Table of Contents
🏛️ Theory: Why Room and not pure SQLite?
SQLite is powerful but raw. Writing SQL by hand in Strings is error-prone, and mapping Cursor to Objects is tedious and repetitive.
Room is an abstraction layer (ORM - Object Relational Mapper) over SQLite that offers:
- Compile-time validation: If you miswrite your SQL query, the app won’t build.
- Coroutines/Flow integration: Simple asynchronous operations.
- Automatic mapping: From Columns to Properties.
- Managed migrations: Helps evolve the schema without losing data.
🏗️ The 3 Major Components
1. Entity (The Table)
Defines the table structure.
@Entity(tableName = "users")
data class UserEntity(
@PrimaryKey val id: String,
@ColumnInfo(name = "full_name") val name: String,
val age: Int // Default column name is "age"
)
2. DAO (Data Access Object)
Defines operations. It’s an interface; Room generates the code.
@Dao
interface UserDao {
// 1. Reactive Read (Flow)
// Emits a new value every time the table changes.
@Query("SELECT * FROM users")
fun getAllUsers(): Flow<List<UserEntity>>
// 2. Suspend Write (One-shot)
@Insert(onConflict = OnConflictStrategy.REPLACE)
suspend fun insertUser(user: UserEntity)
@Delete
suspend fun delete(user: UserEntity)
}
3. Database (The Access Point)
The main container. Must be a Singleton.
@Database(entities = [UserEntity::class], version = 1)
abstract class AppDatabase : RoomDatabase() {
abstract fun userDao(): UserDao
}
🔄 Relationships
Room doesn’t support object lists directly (because SQL doesn’t). You have two options.
Option A: TypeConverters (For simple data)
Convert a List<String> to a JSON String to save it, and vice versa when reading.
class Converters {
@TypeConverter
fun fromString(value: String): List<String> {
return Json.decodeFromString(value)
}
@TypeConverter
fun fromList(list: List<String>): String {
return Json.encodeToString(list)
}
}
Option B: @Relation (For real relational data)
If a User has many Posts.
data class UserWithPosts(
@Embedded val user: UserEntity,
@Relation(
parentColumn = "id",
entityColumn = "user_id"
)
val posts: List<PostEntity>
)
// In DAO
@Transaction // Important for consistency
@Query("SELECT * FROM users")
fun getUsersWithPosts(): Flow<List<UserWithPosts>>
⚠️ Migrations: The Production Terror
If you change your Entity (add a field) and bump the DB version without providing a migration, the app will crash for existing users (or wipe data if you use fallbackToDestructiveMigration).

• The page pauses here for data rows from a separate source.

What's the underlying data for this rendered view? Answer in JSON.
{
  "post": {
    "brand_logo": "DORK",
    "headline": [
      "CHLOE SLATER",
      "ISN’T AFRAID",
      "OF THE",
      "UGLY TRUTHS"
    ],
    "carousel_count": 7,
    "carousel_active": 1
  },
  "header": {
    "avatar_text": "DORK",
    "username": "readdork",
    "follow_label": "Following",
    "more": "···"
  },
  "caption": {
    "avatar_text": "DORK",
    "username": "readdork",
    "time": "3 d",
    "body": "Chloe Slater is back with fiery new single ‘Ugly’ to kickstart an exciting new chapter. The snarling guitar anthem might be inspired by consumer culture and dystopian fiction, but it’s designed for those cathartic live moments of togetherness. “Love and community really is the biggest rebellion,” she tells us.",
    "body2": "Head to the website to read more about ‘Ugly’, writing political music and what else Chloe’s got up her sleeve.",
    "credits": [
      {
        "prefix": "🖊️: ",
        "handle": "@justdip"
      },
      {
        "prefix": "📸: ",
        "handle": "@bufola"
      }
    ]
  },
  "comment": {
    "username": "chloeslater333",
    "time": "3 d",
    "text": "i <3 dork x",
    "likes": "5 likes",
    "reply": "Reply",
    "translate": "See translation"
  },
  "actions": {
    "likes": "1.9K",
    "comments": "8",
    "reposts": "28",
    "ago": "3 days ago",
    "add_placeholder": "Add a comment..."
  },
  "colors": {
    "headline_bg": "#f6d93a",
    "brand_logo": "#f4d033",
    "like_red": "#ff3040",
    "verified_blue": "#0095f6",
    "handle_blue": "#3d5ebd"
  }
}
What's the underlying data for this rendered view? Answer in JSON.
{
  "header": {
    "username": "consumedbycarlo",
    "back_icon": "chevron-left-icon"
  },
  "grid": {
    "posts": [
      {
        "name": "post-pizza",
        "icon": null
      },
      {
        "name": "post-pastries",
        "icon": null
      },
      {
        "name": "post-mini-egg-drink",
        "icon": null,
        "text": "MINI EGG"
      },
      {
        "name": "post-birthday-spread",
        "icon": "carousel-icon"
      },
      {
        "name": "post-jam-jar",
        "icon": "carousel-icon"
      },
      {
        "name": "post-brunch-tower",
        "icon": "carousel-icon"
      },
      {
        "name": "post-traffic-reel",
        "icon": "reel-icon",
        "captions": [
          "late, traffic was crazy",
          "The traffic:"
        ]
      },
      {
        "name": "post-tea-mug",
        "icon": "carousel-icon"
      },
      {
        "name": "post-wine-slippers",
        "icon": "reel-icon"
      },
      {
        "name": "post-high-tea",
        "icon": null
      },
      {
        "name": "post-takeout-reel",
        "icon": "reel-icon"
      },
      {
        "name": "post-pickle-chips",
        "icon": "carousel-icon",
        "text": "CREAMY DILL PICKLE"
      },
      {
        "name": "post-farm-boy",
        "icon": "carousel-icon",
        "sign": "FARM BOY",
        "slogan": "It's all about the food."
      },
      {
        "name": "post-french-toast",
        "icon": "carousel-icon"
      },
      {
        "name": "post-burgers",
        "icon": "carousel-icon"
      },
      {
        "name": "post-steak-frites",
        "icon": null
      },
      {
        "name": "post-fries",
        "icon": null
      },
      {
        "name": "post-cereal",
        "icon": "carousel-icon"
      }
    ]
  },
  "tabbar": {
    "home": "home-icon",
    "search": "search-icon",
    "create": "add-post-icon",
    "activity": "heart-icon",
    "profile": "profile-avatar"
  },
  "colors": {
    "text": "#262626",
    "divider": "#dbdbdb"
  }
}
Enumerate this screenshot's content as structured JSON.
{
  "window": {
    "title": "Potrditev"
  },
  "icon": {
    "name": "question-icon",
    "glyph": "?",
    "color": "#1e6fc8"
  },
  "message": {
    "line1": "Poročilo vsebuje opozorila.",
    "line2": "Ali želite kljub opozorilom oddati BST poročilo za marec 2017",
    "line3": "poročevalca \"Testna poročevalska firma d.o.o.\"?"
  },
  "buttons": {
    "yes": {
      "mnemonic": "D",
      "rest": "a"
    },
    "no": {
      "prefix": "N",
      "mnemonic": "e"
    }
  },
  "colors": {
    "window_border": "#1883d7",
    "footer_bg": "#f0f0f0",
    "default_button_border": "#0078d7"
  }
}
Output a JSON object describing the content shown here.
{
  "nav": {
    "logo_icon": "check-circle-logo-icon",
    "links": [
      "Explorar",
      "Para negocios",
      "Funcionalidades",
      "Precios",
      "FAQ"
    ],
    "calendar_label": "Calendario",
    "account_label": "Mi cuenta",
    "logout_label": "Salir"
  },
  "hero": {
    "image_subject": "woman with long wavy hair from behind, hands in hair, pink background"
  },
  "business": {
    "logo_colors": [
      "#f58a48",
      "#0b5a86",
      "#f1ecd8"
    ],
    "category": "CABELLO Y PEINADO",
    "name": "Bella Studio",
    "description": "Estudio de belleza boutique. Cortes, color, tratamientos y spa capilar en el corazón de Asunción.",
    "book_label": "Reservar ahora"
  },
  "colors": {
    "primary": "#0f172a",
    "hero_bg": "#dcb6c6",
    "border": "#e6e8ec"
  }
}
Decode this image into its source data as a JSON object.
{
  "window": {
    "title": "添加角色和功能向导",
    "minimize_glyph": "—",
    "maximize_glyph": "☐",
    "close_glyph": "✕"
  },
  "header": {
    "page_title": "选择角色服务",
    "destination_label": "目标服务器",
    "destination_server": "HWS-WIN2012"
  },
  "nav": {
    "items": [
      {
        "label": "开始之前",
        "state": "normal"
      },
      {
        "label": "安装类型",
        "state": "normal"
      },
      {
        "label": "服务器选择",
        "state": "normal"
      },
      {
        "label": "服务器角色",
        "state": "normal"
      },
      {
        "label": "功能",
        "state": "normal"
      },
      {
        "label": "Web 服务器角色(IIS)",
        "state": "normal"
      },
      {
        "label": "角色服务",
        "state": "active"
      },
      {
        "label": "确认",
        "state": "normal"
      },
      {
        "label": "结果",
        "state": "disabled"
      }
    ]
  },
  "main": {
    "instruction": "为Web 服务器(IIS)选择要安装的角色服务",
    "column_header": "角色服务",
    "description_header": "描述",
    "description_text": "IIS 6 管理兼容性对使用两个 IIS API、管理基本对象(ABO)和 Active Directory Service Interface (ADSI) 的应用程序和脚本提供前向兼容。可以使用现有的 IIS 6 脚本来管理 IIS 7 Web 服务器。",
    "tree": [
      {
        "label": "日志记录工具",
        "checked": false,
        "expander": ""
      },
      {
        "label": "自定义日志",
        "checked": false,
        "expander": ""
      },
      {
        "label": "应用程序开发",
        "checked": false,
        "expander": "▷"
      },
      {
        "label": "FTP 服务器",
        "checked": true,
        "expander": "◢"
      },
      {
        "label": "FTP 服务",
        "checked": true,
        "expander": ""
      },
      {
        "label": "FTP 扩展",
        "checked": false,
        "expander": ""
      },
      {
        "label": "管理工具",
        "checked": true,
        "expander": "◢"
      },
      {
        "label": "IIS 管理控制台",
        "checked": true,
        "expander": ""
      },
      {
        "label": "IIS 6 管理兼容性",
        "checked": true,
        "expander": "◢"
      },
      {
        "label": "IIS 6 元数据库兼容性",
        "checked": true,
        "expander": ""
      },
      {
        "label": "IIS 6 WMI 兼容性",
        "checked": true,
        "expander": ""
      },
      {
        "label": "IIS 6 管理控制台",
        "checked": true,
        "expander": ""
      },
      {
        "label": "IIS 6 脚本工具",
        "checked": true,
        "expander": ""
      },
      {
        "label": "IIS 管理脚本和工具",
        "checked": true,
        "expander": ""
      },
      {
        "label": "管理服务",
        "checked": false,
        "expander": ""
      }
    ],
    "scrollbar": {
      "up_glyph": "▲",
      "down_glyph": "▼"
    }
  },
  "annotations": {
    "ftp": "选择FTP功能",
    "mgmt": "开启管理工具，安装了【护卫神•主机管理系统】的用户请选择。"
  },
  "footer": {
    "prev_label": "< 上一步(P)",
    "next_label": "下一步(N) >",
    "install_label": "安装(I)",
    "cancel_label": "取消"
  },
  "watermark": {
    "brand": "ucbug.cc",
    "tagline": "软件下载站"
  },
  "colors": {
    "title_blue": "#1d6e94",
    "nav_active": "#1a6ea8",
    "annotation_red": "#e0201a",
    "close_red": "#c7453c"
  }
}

val MIGRATION_1_2 = object : Migration(1, 2) {
override fun migrate(database: SupportSQLiteDatabase) {
database.execSQL("ALTER TABLE users ADD COLUMN age INTEGER NOT NULL DEFAULT 0")
}
}
// When building DB
Room.databaseBuilder(...)
.addMigrations(MIGRATION_1_2)
.build()
Pro Tip: Use Room’s automated migration tests to verify your migration works before releasing.
🎯 Conclusion
Room is the centerpiece of any “Offline-First” strategy. Its ability to expose Flow makes UI-Database synchronization trivial. Although it requires initial setup, the type safety and robustness it offers are worth every line of code.